Finding the variance of the estimator for the maximum likelihood for the Poisson distribution

Question

If $K_1, \dots, K_n$ are i.i.d. Poisson distributions with parameter $\beta$ I have worked out that the maximum likelihood estimate is $$\hat\beta (k_1, \dots, k_n) = \frac{1}{n} \sum_{i=1}^n k_i$$ for data $k_1, \dots, k_n$. Therefore we can define the corresponding estimator $$T = \frac{1}{n} \sum_{i=1}^n K_i .$$ My question is how would you work out the variance of this estimator?

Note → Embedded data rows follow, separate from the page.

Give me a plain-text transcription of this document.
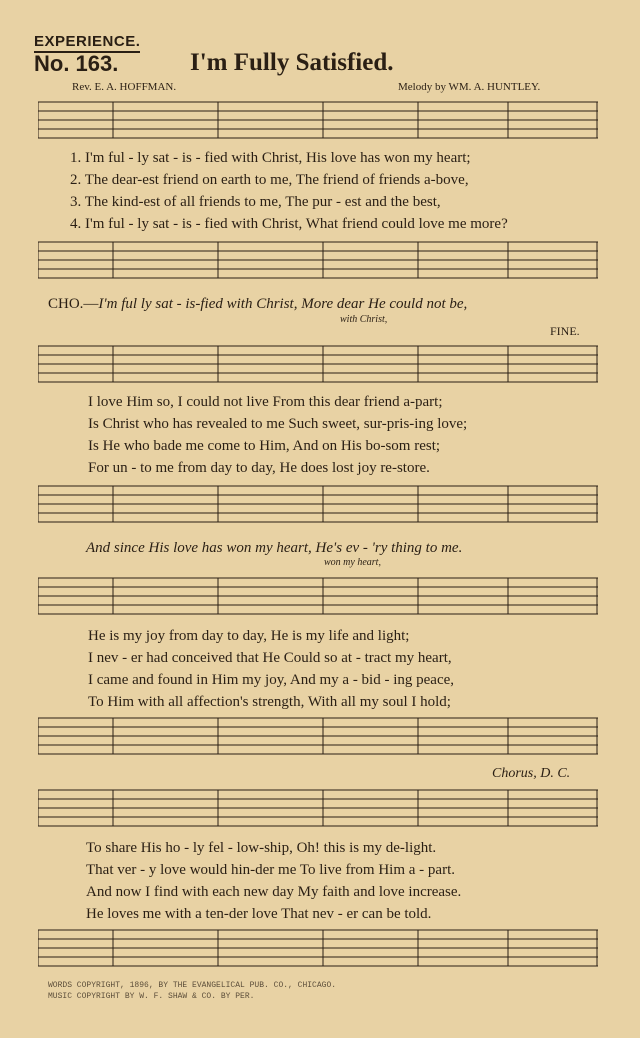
EXPERIENCE.
No. 163.	I'm Fully Satisfied.
Rev. E. A. HOFFMAN.	Melody by WM. A. HUNTLEY.
1. I'm ful - ly sat - is - fied with Christ, His love has won my heart;
2. The dear-est friend on earth to me, The friend of friends a-bove,
3. The kind-est of all friends to me, The pur - est and the best,
4. I'm ful - ly sat - is - fied with Christ, What friend could love me more?
CHO.—I'm ful ly sat - is-fied with Christ, More dear He could not be,
with Christ,
FINE.
I love Him so, I could not live From this dear friend a-part;
Is Christ who has revealed to me Such sweet, sur-pris-ing love;
Is He who bade me come to Him, And on His bo-som rest;
For un - to me from day to day, He does lost joy re-store.
And since His love has won my heart, He's ev - 'ry thing to me.
won my heart,
He is my joy from day to day, He is my life and light;
I nev - er had conceived that He Could so at - tract my heart,
I came and found in Him my joy, And my a - bid - ing peace,
To Him with all affection's strength, With all my soul I hold;
Chorus, D. C.
To share His ho - ly fel - low-ship, Oh! this is my de-light.
That ver - y love would hin-der me To live from Him a - part.
And now I find with each new day My faith and love increase.
He loves me with a ten-der love That nev - er can be told.
WORDS COPYRIGHT, 1896, BY THE EVANGELICAL PUB. CO., CHICAGO.
MUSIC COPYRIGHT BY W. F. SHAW & CO. BY PER.
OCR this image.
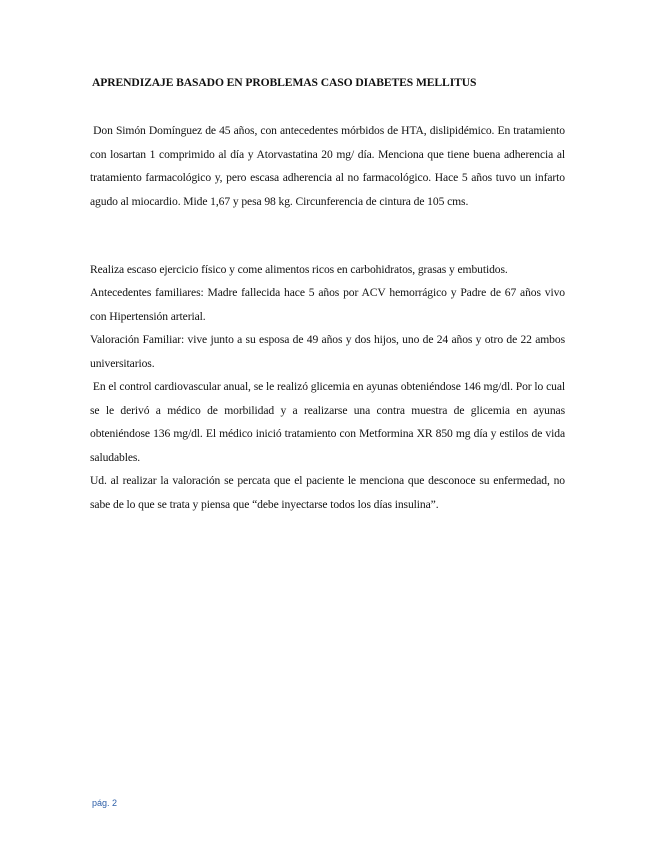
APRENDIZAJE BASADO EN PROBLEMAS CASO DIABETES MELLITUS

Don Simón Domínguez de 45 años, con antecedentes mórbidos de HTA, dislipidémico. En tratamiento con losartan 1 comprimido al día y Atorvastatina 20 mg/ día. Menciona que tiene buena adherencia al tratamiento farmacológico y, pero escasa adherencia al no farmacológico. Hace 5 años tuvo un infarto agudo al miocardio. Mide 1,67 y pesa 98 kg. Circunferencia de cintura de 105 cms.

Realiza escaso ejercicio físico y come alimentos ricos en carbohidratos, grasas y embutidos.

Antecedentes familiares: Madre fallecida hace 5 años por ACV hemorrágico y Padre de 67 años vivo con Hipertensión arterial.

Valoración Familiar: vive junto a su esposa de 49 años y dos hijos, uno de 24 años y otro de 22 ambos universitarios.

En el control cardiovascular anual, se le realizó glicemia en ayunas obteniéndose 146 mg/dl. Por lo cual se le derivó a médico de morbilidad y a realizarse una contra muestra de glicemia en ayunas obteniéndose 136 mg/dl. El médico inició tratamiento con Metformina XR 850 mg día y estilos de vida saludables.

Ud. al realizar la valoración se percata que el paciente le menciona que desconoce su enfermedad, no sabe de lo que se trata y piensa que “debe inyectarse todos los días insulina”.

pág. 2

In particular, as each $K_i$ follows a Poisson distribution with parameter $\beta$ I know, from the properties of the Poisson, that the distribution $\sum_{i=1}^n K_i$ will follow a Poisson distribution with parameter $n \beta$, but what is the distribution of $T$?

Answer 1

$T$ is distributed... as a Poisson variable scaled by $n$. Hence the variance of $T$ is $1/n^2 \times n\beta$.

Answer 2

Remember that $$ \mathbb{Var}\left(\sum_{i=1}^n a_i X_i\right) = \sum_{i=1}^n a_i^2\,\mathbb{Var}(X_i) + 2 \sum_{1\leq i<j\leq n} a_i\,a_j\,\mathbb{Cov}(X_i X_j) \, , $$ always. But, if the $X_i$'s are independent, what is the value of $\mathbb{Cov}(X_i X_j)$? That's all you need to answer the question.